Search This Blog

Tuesday 11 June 2013

Couscous salad with fennel, herbs and walnuts

(Serves 5 – 6)

Ingredients
2 teaspoons cumin seeds
I teaspoon coriander seeds
1 teaspoon fennel seeds
300g wholemeal giant couscous, also called Israeli couscous, or moghrabieh
1 onion, diced
2 celery sticks, diced
1 fennel bulb, chopped, tops reserved
2 garlic cloves, crushed and finely chopped
1 bunch of flat-leaf parsley, chopped
a small handful of mint leaves
75g walnuts, lightly toasted (if you can be bothered) and roughly chopped
zest and juice of 1 lemon
extra virgin olive oil
walnut oil (optional)

Put the cumin, coriander and fennel in a dry frying pan and toast for a few minutes, shaking the pan to make sure that they toast evenly.
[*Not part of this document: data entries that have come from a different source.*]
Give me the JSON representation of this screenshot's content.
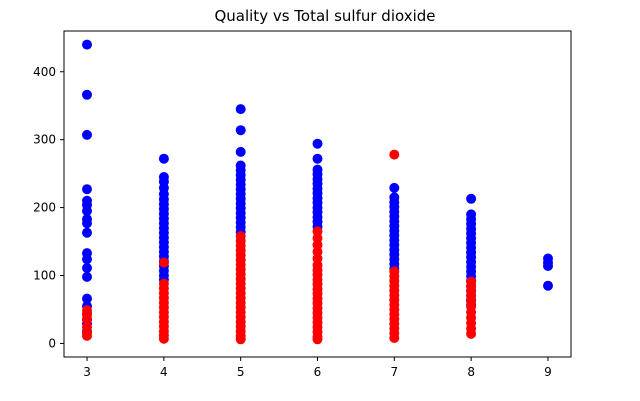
{
  "chart_data": {
    "type": "scatter",
    "title": "Quality vs Total sulfur dioxide",
    "xlabel": "",
    "ylabel": "",
    "xlim": [
      2.7,
      9.3
    ],
    "ylim": [
      -20,
      460
    ],
    "grid": false,
    "x_ticks": [
      3,
      4,
      5,
      6,
      7,
      8,
      9
    ],
    "y_ticks": [
      0,
      100,
      200,
      300,
      400
    ],
    "series": [
      {
        "color": "#0000ff",
        "points": [
          [
            3,
            440
          ],
          [
            3,
            366
          ],
          [
            3,
            307
          ],
          [
            3,
            227
          ],
          [
            3,
            210
          ],
          [
            3,
            204
          ],
          [
            3,
            195
          ],
          [
            3,
            183
          ],
          [
            3,
            177
          ],
          [
            3,
            163
          ],
          [
            3,
            133
          ],
          [
            3,
            124
          ],
          [
            3,
            111
          ],
          [
            3,
            98
          ],
          [
            3,
            66
          ],
          [
            3,
            55
          ],
          [
            3,
            44
          ],
          [
            3,
            36
          ],
          [
            3,
            29
          ],
          [
            3,
            18
          ],
          [
            4,
            272
          ],
          [
            4,
            245
          ],
          [
            4,
            238
          ],
          [
            4,
            229
          ],
          [
            4,
            220
          ],
          [
            4,
            212
          ],
          [
            4,
            205
          ],
          [
            4,
            198
          ],
          [
            4,
            191
          ],
          [
            4,
            184
          ],
          [
            4,
            177
          ],
          [
            4,
            170
          ],
          [
            4,
            163
          ],
          [
            4,
            156
          ],
          [
            4,
            149
          ],
          [
            4,
            142
          ],
          [
            4,
            135
          ],
          [
            4,
            128
          ],
          [
            4,
            121
          ],
          [
            4,
            114
          ],
          [
            4,
            107
          ],
          [
            4,
            100
          ],
          [
            4,
            94
          ],
          [
            5,
            345
          ],
          [
            5,
            314
          ],
          [
            5,
            282
          ],
          [
            5,
            262
          ],
          [
            5,
            255
          ],
          [
            5,
            248
          ],
          [
            5,
            241
          ],
          [
            5,
            234
          ],
          [
            5,
            227
          ],
          [
            5,
            220
          ],
          [
            5,
            213
          ],
          [
            5,
            206
          ],
          [
            5,
            199
          ],
          [
            5,
            192
          ],
          [
            5,
            185
          ],
          [
            5,
            178
          ],
          [
            5,
            171
          ],
          [
            5,
            164
          ],
          [
            6,
            294
          ],
          [
            6,
            272
          ],
          [
            6,
            256
          ],
          [
            6,
            249
          ],
          [
            6,
            242
          ],
          [
            6,
            235
          ],
          [
            6,
            228
          ],
          [
            6,
            221
          ],
          [
            6,
            214
          ],
          [
            6,
            207
          ],
          [
            6,
            200
          ],
          [
            6,
            193
          ],
          [
            6,
            186
          ],
          [
            6,
            179
          ],
          [
            6,
            172
          ],
          [
            7,
            229
          ],
          [
            7,
            215
          ],
          [
            7,
            208
          ],
          [
            7,
            201
          ],
          [
            7,
            194
          ],
          [
            7,
            187
          ],
          [
            7,
            180
          ],
          [
            7,
            173
          ],
          [
            7,
            166
          ],
          [
            7,
            159
          ],
          [
            7,
            152
          ],
          [
            7,
            145
          ],
          [
            7,
            138
          ],
          [
            7,
            131
          ],
          [
            7,
            124
          ],
          [
            7,
            117
          ],
          [
            7,
            110
          ],
          [
            8,
            213
          ],
          [
            8,
            190
          ],
          [
            8,
            183
          ],
          [
            8,
            176
          ],
          [
            8,
            169
          ],
          [
            8,
            162
          ],
          [
            8,
            155
          ],
          [
            8,
            148
          ],
          [
            8,
            141
          ],
          [
            8,
            134
          ],
          [
            8,
            127
          ],
          [
            8,
            120
          ],
          [
            8,
            113
          ],
          [
            8,
            106
          ],
          [
            8,
            99
          ],
          [
            8,
            92
          ],
          [
            8,
            85
          ],
          [
            8,
            78
          ],
          [
            8,
            71
          ],
          [
            8,
            64
          ],
          [
            8,
            57
          ],
          [
            9,
            125
          ],
          [
            9,
            119
          ],
          [
            9,
            114
          ],
          [
            9,
            85
          ]
        ]
      },
      {
        "color": "#ff0000",
        "points": [
          [
            3,
            49
          ],
          [
            3,
            42
          ],
          [
            3,
            35
          ],
          [
            3,
            24
          ],
          [
            3,
            16
          ],
          [
            3,
            11
          ],
          [
            4,
            119
          ],
          [
            4,
            88
          ],
          [
            4,
            81
          ],
          [
            4,
            74
          ],
          [
            4,
            67
          ],
          [
            4,
            60
          ],
          [
            4,
            53
          ],
          [
            4,
            46
          ],
          [
            4,
            39
          ],
          [
            4,
            32
          ],
          [
            4,
            25
          ],
          [
            4,
            18
          ],
          [
            4,
            12
          ],
          [
            4,
            7
          ],
          [
            5,
            158
          ],
          [
            5,
            151
          ],
          [
            5,
            144
          ],
          [
            5,
            137
          ],
          [
            5,
            130
          ],
          [
            5,
            123
          ],
          [
            5,
            116
          ],
          [
            5,
            109
          ],
          [
            5,
            102
          ],
          [
            5,
            95
          ],
          [
            5,
            88
          ],
          [
            5,
            81
          ],
          [
            5,
            74
          ],
          [
            5,
            67
          ],
          [
            5,
            60
          ],
          [
            5,
            53
          ],
          [
            5,
            46
          ],
          [
            5,
            39
          ],
          [
            5,
            32
          ],
          [
            5,
            25
          ],
          [
            5,
            18
          ],
          [
            5,
            11
          ],
          [
            5,
            6
          ],
          [
            6,
            165
          ],
          [
            6,
            155
          ],
          [
            6,
            145
          ],
          [
            6,
            135
          ],
          [
            6,
            125
          ],
          [
            6,
            115
          ],
          [
            6,
            108
          ],
          [
            6,
            101
          ],
          [
            6,
            94
          ],
          [
            6,
            87
          ],
          [
            6,
            80
          ],
          [
            6,
            73
          ],
          [
            6,
            66
          ],
          [
            6,
            59
          ],
          [
            6,
            52
          ],
          [
            6,
            45
          ],
          [
            6,
            38
          ],
          [
            6,
            31
          ],
          [
            6,
            24
          ],
          [
            6,
            17
          ],
          [
            6,
            10
          ],
          [
            6,
            6
          ],
          [
            7,
            278
          ],
          [
            7,
            106
          ],
          [
            7,
            99
          ],
          [
            7,
            92
          ],
          [
            7,
            85
          ],
          [
            7,
            78
          ],
          [
            7,
            71
          ],
          [
            7,
            64
          ],
          [
            7,
            57
          ],
          [
            7,
            50
          ],
          [
            7,
            43
          ],
          [
            7,
            36
          ],
          [
            7,
            29
          ],
          [
            7,
            22
          ],
          [
            7,
            15
          ],
          [
            7,
            8
          ],
          [
            8,
            91
          ],
          [
            8,
            84
          ],
          [
            8,
            77
          ],
          [
            8,
            70
          ],
          [
            8,
            62
          ],
          [
            8,
            54
          ],
          [
            8,
            46
          ],
          [
            8,
            38
          ],
          [
            8,
            30
          ],
          [
            8,
            22
          ],
          [
            8,
            14
          ]
        ]
      }
    ]
  }
}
When they are fragrant, tip them into a mortar and grind them into a powder.

Fry the vegetables and garlic in some olive oil a large frying pan for about 5-8 minutes. Fry them on a medium heat stirring often, so that they soften a little bit, but still have some crunch. Remove from the heat and add the spices and lemon zest.

Cook the couscous according to packet instructions in boiling, salted water – about 8-9 minutes. When it is done, drain it and mix it with the vegetable and spice mixture.  Allow it all to cool slightly, and then add the chopped herbs, walnuts and lemon juice, and season with salt and pepper. Before serving add a little bit more oil and lemon juice.